Congratulations Juniors on completing the Junior Urban Adventure.

Paul Graham, a Blogger and internet start-up guru, wrote in his critique of mainstream education, that teenagers in today’s society are seen as useless except as workers in the fast food industry or as the target audience for consumer goods.

My passionate disagreement with this statement is embodied in the Junior Urban Adventure. As we saw in the slideshow at the beginning of the JUA big ideas emerge when young people find their voices. New industries, new hopes, new awareness, new power – this is what teenagers are useful for. Indeed I believe we would be lost if not for the work you are about to do in your lives.

It is our hope that through this small experience you have gained some tools for your tool kit that will serve well in the future.

If you never use a blog again, or never write an essay again – that doesn’t really matter.

Those aren’t the kinds of tools I’m talking about.

Curiosity, recognizing when you are being lied to, the refusal to accept someone else’s answer as good enough, the boldness to ask a question, the ability to communicate what you believe to other people. This, I hope, is in some small way what the JUA is about.

I was speaking with a junior the other night discussing politics. As we talked about our simultaneous hope and nervousness for the future he said, “When I turn 18 I’m going to run, not walk, to the voting booth.”

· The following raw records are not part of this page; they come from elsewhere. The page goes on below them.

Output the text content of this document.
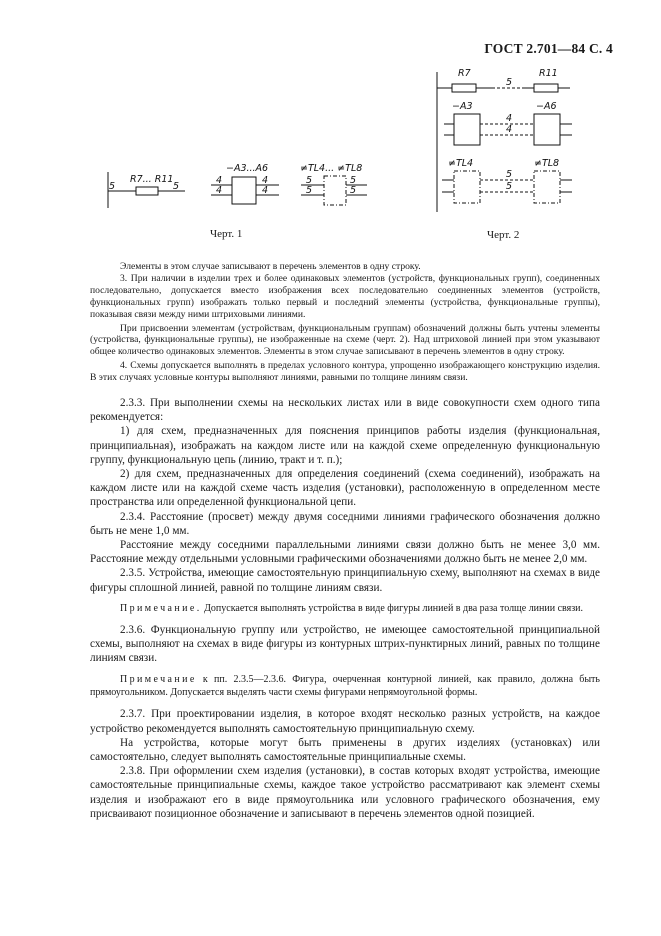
ГОСТ 2.701—84 С. 4
5	5
R7... R11
−A3...A6
4
4
4
4
≠TL4... ≠TL8
5
5
5
5
Черт. 1
R7	R11
5
−A3	−A6
4
4
≠TL4	≠TL8
5
5
Черт. 2

Элементы в этом случае записывают в перечень элементов в одну строку.

3. При наличии в изделии трех и более одинаковых элементов (устройств, функциональных групп), соединенных последовательно, допускается вместо изображения всех последовательно соединенных элементов (устройств, функциональных групп) изображать только первый и последний элементы (устройства, функциональные группы), показывая связи между ними штриховыми линиями.

При присвоении элементам (устройствам, функциональным группам) обозначений должны быть учтены элементы (устройства, функциональные группы), не изображенные на схеме (черт. 2). Над штриховой линией при этом указывают общее количество одинаковых элементов. Элементы в этом случае записывают в перечень элементов в одну строку.

4. Схемы допускается выполнять в пределах условного контура, упрощенно изображающего конструкцию изделия. В этих случаях условные контуры выполняют линиями, равными по толщине линиям связи.

2.3.3. При выполнении схемы на нескольких листах или в виде совокупности схем одного типа рекомендуется:

1) для схем, предназначенных для пояснения принципов работы изделия (функциональная, принципиальная), изображать на каждом листе или на каждой схеме определенную функциональную группу, функциональную цепь (линию, тракт и т. п.);

2) для схем, предназначенных для определения соединений (схема соединений), изображать на каждом листе или на каждой схеме часть изделия (установки), расположенную в определенном месте пространства или определенной функциональной цепи.

2.3.4. Расстояние (просвет) между двумя соседними линиями графического обозначения должно быть не мене 1,0 мм.

Расстояние между соседними параллельными линиями связи должно быть не менее 3,0 мм. Расстояние между отдельными условными графическими обозначениями должно быть не менее 2,0 мм.

2.3.5. Устройства, имеющие самостоятельную принципиальную схему, выполняют на схемах в виде фигуры сплошной линией, равной по толщине линиям связи.

Примечание. Допускается выполнять устройства в виде фигуры линией в два раза толще линии связи.

2.3.6. Функциональную группу или устройство, не имеющее самостоятельной принципиальной схемы, выполняют на схемах в виде фигуры из контурных штрих-пунктирных линий, равных по толщине линиям связи.

Примечание к пп. 2.3.5—2.3.6. Фигура, очерченная контурной линией, как правило, должна быть прямоугольником. Допускается выделять части схемы фигурами непрямоугольной формы.

2.3.7. При проектировании изделия, в которое входят несколько разных устройств, на каждое устройство рекомендуется выполнять самостоятельную принципиальную схему.

На устройства, которые могут быть применены в других изделиях (установках) или самостоятельно, следует выполнять самостоятельные принципиальные схемы.

2.3.8. При оформлении схем изделия (установки), в состав которых входят устройства, имеющие самостоятельные принципиальные схемы, каждое такое устройство рассматривают как элемент схемы изделия и изображают его в виде прямоугольника или условного графического обозначения, ему присваивают позиционное обозначение и записывают в перечень элементов одной позицией.
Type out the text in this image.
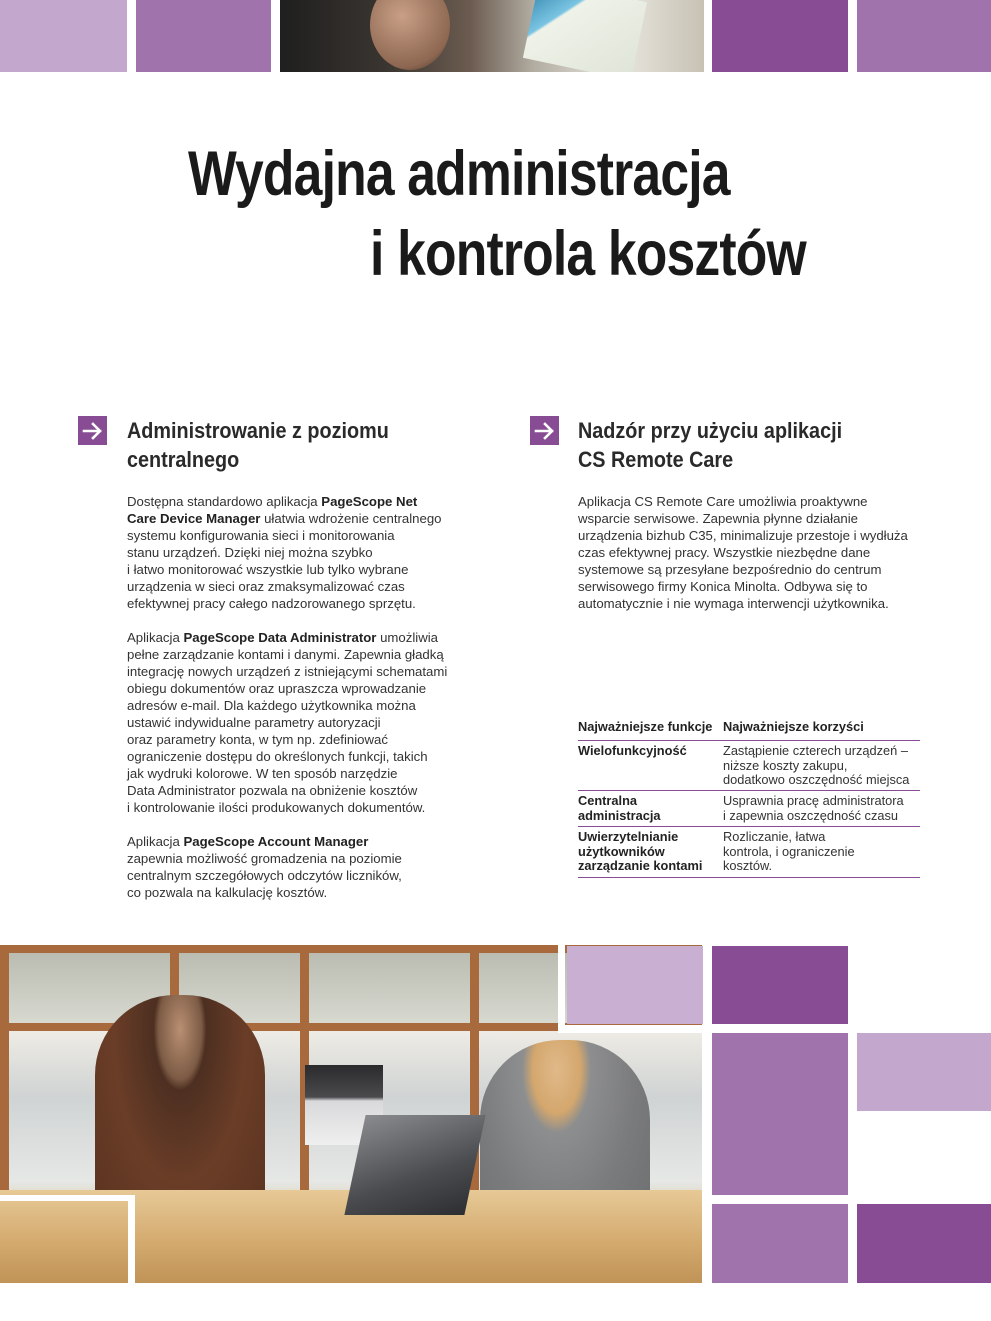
Wydajna administracja
i kontrola kosztów
Administrowanie z poziomu
centralnego
Dostępna standardowo aplikacja PageScope Net
Care Device Manager ułatwia wdrożenie centralnego
systemu konfigurowania sieci i monitorowania
stanu urządzeń. Dzięki niej można szybko
i łatwo monitorować wszystkie lub tylko wybrane
urządzenia w sieci oraz zmaksymalizować czas
efektywnej pracy całego nadzorowanego sprzętu.
Aplikacja PageScope Data Administrator umożliwia
pełne zarządzanie kontami i danymi. Zapewnia gładką
integrację nowych urządzeń z istniejącymi schematami
obiegu dokumentów oraz upraszcza wprowadzanie
adresów e-mail. Dla każdego użytkownika można
ustawić indywidualne parametry autoryzacji
oraz parametry konta, w tym np. zdefiniować
ograniczenie dostępu do określonych funkcji, takich
jak wydruki kolorowe. W ten sposób narzędzie
Data Administrator pozwala na obniżenie kosztów
i kontrolowanie ilości produkowanych dokumentów.
Aplikacja PageScope Account Manager
zapewnia możliwość gromadzenia na poziomie
centralnym szczegółowych odczytów liczników,
co pozwala na kalkulację kosztów.
Nadzór przy użyciu aplikacji
CS Remote Care
Aplikacja CS Remote Care umożliwia proaktywne
wsparcie serwisowe. Zapewnia płynne działanie
urządzenia bizhub C35, minimalizuje przestoje i wydłuża
czas efektywnej pracy. Wszystkie niezbędne dane
systemowe są przesyłane bezpośrednio do centrum
serwisowego firmy Konica Minolta. Odbywa się to
automatycznie i nie wymaga interwencji użytkownika.
Najważniejsze funkcje Najważniejsze korzyści
Wielofunkcyjność	Zastąpienie czterech urządzeń –
niższe koszty zakupu,
dodatkowo oszczędność miejsca
Centralna
administracja
Usprawnia pracę administratora
i zapewnia oszczędność czasu
Uwierzytelnianie
użytkowników
zarządzanie kontami
Rozliczanie, łatwa
kontrola, i ograniczenie
kosztów.
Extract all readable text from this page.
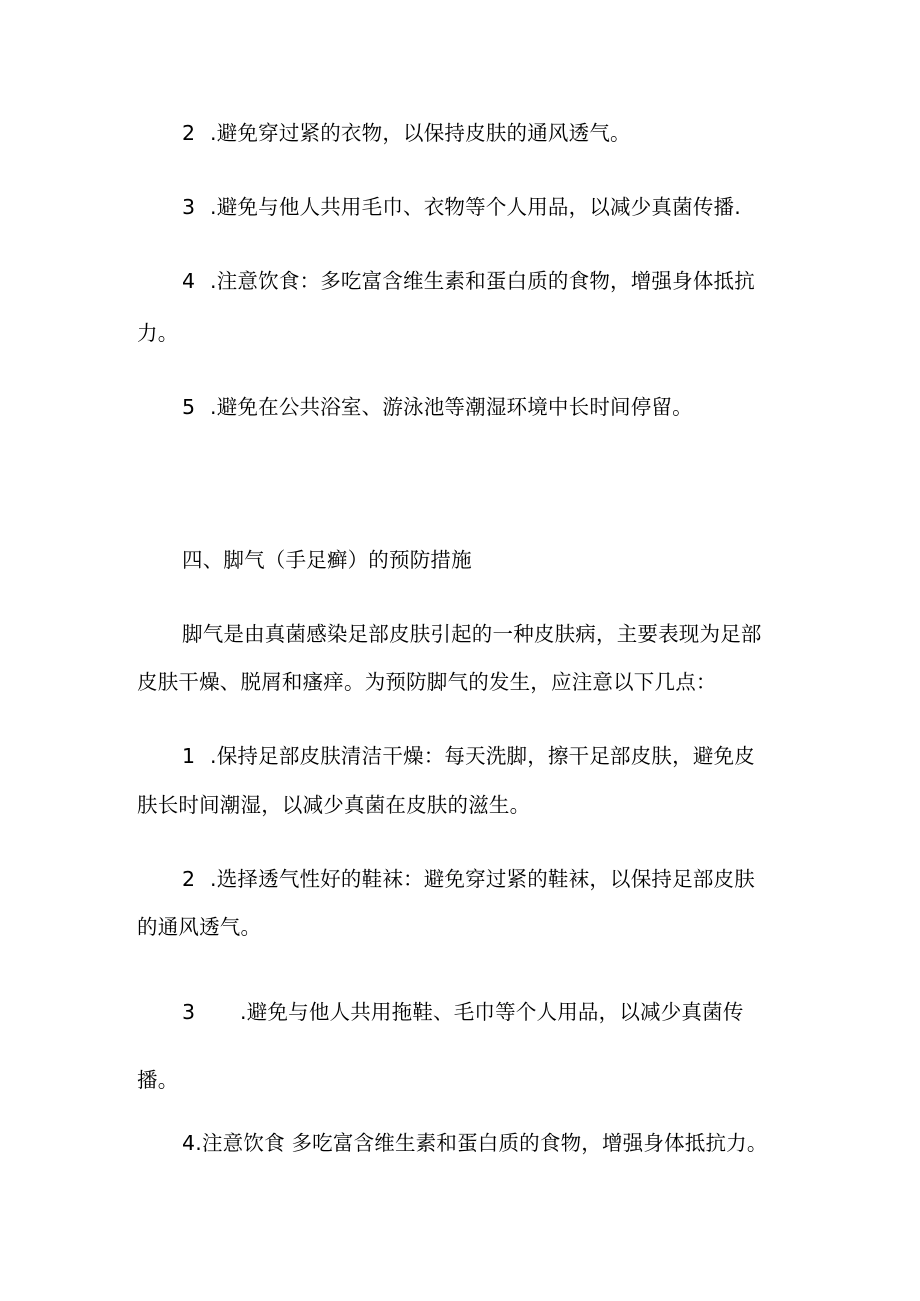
2 .避免穿过紧的衣物，以保持皮肤的通风透气。
3 .避免与他人共用毛巾、衣物等个人用品，以减少真菌传播.
4 .注意饮食：多吃富含维生素和蛋白质的食物，增强身体抵抗
力。
5 .避免在公共浴室、游泳池等潮湿环境中长时间停留。
四、脚气（手足癣）的预防措施
脚气是由真菌感染足部皮肤引起的一种皮肤病，主要表现为足部
皮肤干燥、脱屑和瘙痒。为预防脚气的发生，应注意以下几点：
1 .保持足部皮肤清洁干燥：每天洗脚，擦干足部皮肤，避免皮
肤长时间潮湿，以减少真菌在皮肤的滋生。
2 .选择透气性好的鞋袜：避免穿过紧的鞋袜，以保持足部皮肤
的通风透气。
3 .避免与他人共用拖鞋、毛巾等个人用品，以减少真菌传
播。
4.注意饮食 多吃富含维生素和蛋白质的食物，增强身体抵抗力。
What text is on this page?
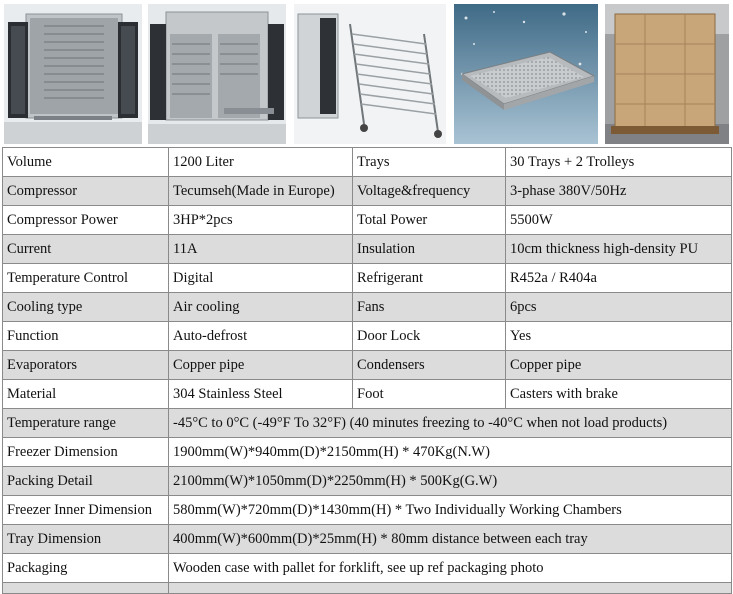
Volume	1200 Liter	Trays	30 Trays + 2 Trolleys
Compressor	Tecumseh(Made in Europe)	Voltage&frequency	3-phase 380V/50Hz
Compressor Power	3HP*2pcs	Total Power	5500W
Current	11A	Insulation	10cm thickness high-density PU
Temperature Control	Digital	Refrigerant	R452a / R404a
Cooling type	Air cooling	Fans	6pcs
Function	Auto-defrost	Door Lock	Yes
Evaporators	Copper pipe	Condensers	Copper pipe
Material	304 Stainless Steel	Foot	Casters with brake
Temperature range	-45°C to 0°C (-49°F To 32°F) (40 minutes freezing to -40°C when not load products)		
Freezer Dimension	1900mm(W)*940mm(D)*2150mm(H) * 470Kg(N.W)		
Packing Detail	2100mm(W)*1050mm(D)*2250mm(H) * 500Kg(G.W)		
Freezer Inner Dimension	580mm(W)*720mm(D)*1430mm(H) * Two Individually Working Chambers		
Tray Dimension	400mm(W)*600mm(D)*25mm(H) * 80mm distance between each tray		
Packaging	Wooden case with pallet for forklift, see up ref packaging photo		
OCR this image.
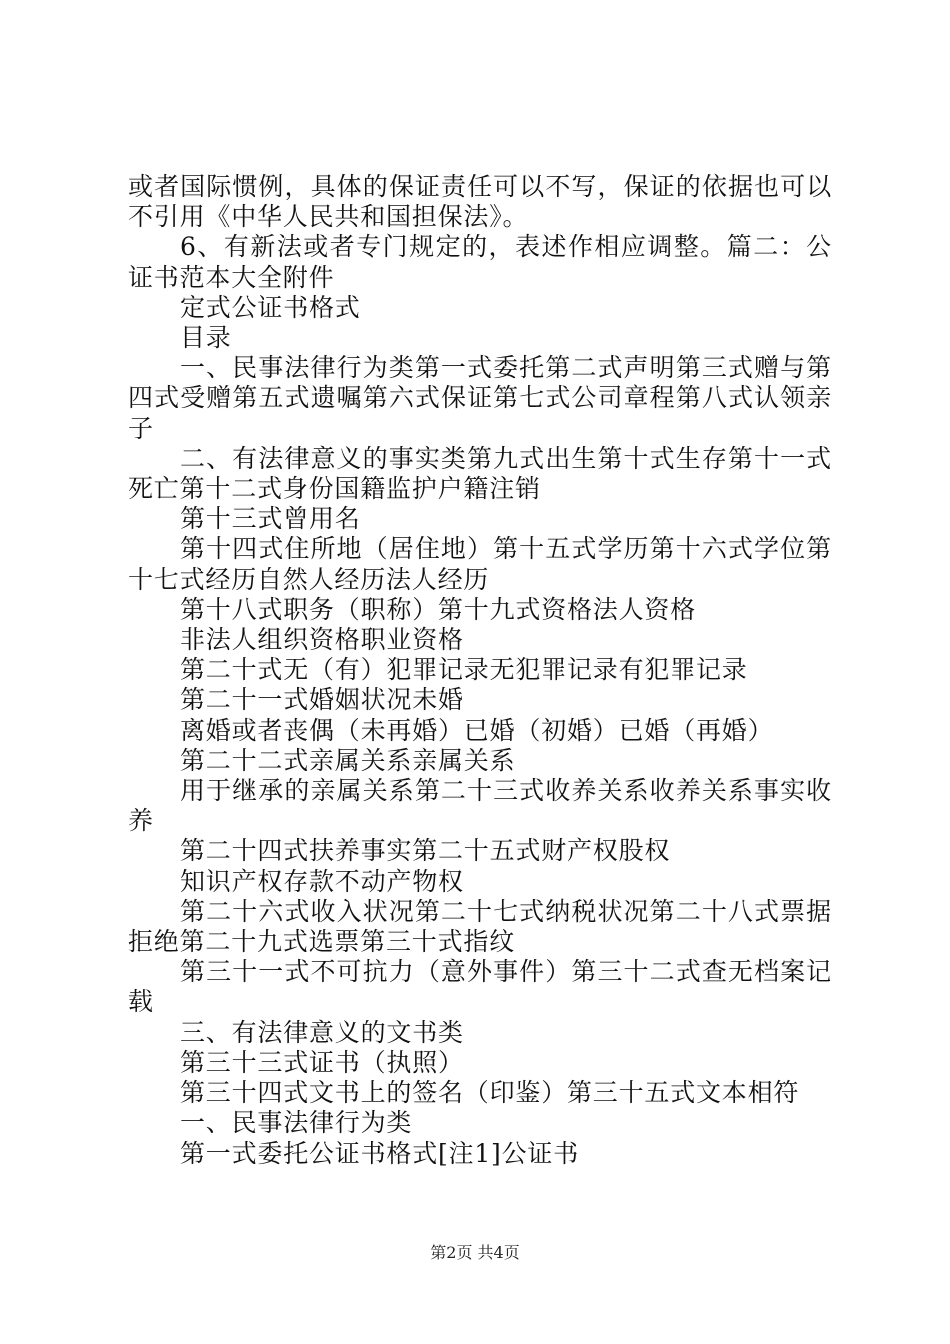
或者国际惯例，具体的保证责任可以不写，保证的依据也可以不引用《中华人民共和国担保法》。

6、有新法或者专门规定的，表述作相应调整。篇二：公证书范本大全附件

定式公证书格式

目录

一、民事法律行为类第一式委托第二式声明第三式赠与第四式受赠第五式遗嘱第六式保证第七式公司章程第八式认领亲子

二、有法律意义的事实类第九式出生第十式生存第十一式死亡第十二式身份国籍监护户籍注销

第十三式曾用名

第十四式住所地（居住地）第十五式学历第十六式学位第十七式经历自然人经历法人经历

第十八式职务（职称）第十九式资格法人资格

非法人组织资格职业资格

第二十式无（有）犯罪记录无犯罪记录有犯罪记录

第二十一式婚姻状况未婚

离婚或者丧偶（未再婚）已婚（初婚）已婚（再婚）

第二十二式亲属关系亲属关系

用于继承的亲属关系第二十三式收养关系收养关系事实收养

第二十四式扶养事实第二十五式财产权股权

知识产权存款不动产物权

第二十六式收入状况第二十七式纳税状况第二十八式票据拒绝第二十九式选票第三十式指纹

第三十一式不可抗力（意外事件）第三十二式查无档案记载

三、有法律意义的文书类

第三十三式证书（执照）

第三十四式文书上的签名（印鉴）第三十五式文本相符

一、民事法律行为类

第一式委托公证书格式[注1]公证书

第2页 共4页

I believe that this junior class will be ready for that step and for many other steps like it.


Dave said...

Do you disagree with the idea that teens are seen as useless and as a consumer group, or with idea that they actually are that way.

My bet is that anyone with his viewpoint would rejoice to learn of the JUA, but simultaneously lament the rarity of this kind of opportunity for exploration and initiative being given to students.

Hans Mundahl said...

Right, there are too few opportunities for young people to do real work based on what they care about that makes a positive difference.